In Burritt v. Harris, supra, the landowner sought a rezoning of his property from residential to industrial use. The trial court found and held that the reasonableness of the ordinance as applied to the landowner's property was debatable and therefore refused to disturb the zoning board's denial of the landowner's petition for relief. In affirming the trial court's decision on appeal, this court held:
"* * * The Zoning board acts in a legislative capacity and the Court in reviewing its action may not substitute its judgment for that of the legislative body. City of Miami Beach v. Ocean & Inland Co., 147 Fla. 480, 3 So.2d 364. Legislative intent will be sustained if the validity of the regulation in its application to the property in question is `fairly debatable'. City of Miami Beach v. Wiesen, Fla., 86 So.2d 442. The regulation is said to be `fairly debatable' when for any reason it is open to dispute or controversy on grounds that make sense or point to a logical deduction that in no way involves its constitutional validity. City of Miami Beach v. Lachman, Fla., 71 So.2d 148. * * *"[3]

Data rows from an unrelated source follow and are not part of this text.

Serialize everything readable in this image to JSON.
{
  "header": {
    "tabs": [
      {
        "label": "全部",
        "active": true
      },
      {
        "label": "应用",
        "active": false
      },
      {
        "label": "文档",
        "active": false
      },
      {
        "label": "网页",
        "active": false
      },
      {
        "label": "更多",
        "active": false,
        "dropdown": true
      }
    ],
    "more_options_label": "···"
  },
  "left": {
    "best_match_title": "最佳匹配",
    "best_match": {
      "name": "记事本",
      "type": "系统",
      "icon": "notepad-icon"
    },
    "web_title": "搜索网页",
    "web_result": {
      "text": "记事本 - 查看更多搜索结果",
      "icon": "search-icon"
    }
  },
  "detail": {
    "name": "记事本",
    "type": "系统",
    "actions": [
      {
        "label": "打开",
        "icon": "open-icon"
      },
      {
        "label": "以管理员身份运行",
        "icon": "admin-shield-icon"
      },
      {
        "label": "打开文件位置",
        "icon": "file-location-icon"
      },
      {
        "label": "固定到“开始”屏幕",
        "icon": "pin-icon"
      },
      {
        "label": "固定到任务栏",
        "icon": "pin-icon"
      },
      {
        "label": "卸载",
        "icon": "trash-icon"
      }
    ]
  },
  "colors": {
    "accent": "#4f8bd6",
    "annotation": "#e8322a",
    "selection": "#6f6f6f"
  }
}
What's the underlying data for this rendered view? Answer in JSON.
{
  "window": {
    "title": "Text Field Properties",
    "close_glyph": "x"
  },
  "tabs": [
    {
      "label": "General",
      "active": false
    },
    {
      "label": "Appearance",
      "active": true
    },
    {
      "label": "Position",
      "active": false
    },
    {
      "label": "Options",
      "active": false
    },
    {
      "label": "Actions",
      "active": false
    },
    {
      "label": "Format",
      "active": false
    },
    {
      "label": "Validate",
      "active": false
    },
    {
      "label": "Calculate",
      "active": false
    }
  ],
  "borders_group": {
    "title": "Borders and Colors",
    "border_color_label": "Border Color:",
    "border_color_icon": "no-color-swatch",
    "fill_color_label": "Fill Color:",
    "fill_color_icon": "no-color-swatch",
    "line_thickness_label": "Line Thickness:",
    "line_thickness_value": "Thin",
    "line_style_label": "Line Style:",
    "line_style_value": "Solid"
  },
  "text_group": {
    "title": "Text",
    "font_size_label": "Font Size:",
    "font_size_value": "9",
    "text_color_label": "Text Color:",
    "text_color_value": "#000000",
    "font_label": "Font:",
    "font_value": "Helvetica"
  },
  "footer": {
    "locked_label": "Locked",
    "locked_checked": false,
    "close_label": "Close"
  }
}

Appellant petitioned the Supreme Court by certiorari to review this court's decision. In reaching an opposite conclusion from that adopted by this court, the Supreme Court held:
"The uncontradicted testimony, including that of the respondents, shows the property to be unsuitable for residential use * * *.
* * * * * *
"It is not established that the zoning restriction here imposed bears substantially on the public health, morals, safety or welfare of the community. * * *
* * * * * *
"The constitutional right of the owner of property to make legitimate use of his lands may not be curtailed by unreasonable restrictions under the guise of police power. The owner will not be required to sacrifice his rights absent a substantial need for restrictions in the interest of public health, morals, safety or welfare. If the zoning restriction exceeds the bounds of necessity for the public welfare, as, in our opinion, do the restrictions controverted here, they must be stricken as an unconstitutional invasion of property rights.
* * * * * *
"The decision of the district court is quashed and the cause is remanded for further proceedings in accord with the views herein expressed."
In its attempt to follow the clear and unambiguous holding of the Supreme Court in Burritt, even though the rule of law propounded thereby was a departure from the settled law of this and other jurisdictions, the Second District Court of Appeal in Lawley v. Town of Golfview, supra, held:
"In Burritt, the landowner's application for rezoning had been denied by the zoning commission. The circuit court dismissed the suit brought by the landowner seeking relief against the ordinance on the ground that the reasonableness of the ordinance was fairly debatable, and the chancellor would not substitute his judgment for that of the zoning *788 commission. The decision by the First District Court of Appeal affirming the trial court's decree of dismissal was quashed by the Supreme Court in the opinion which it rendered in the case.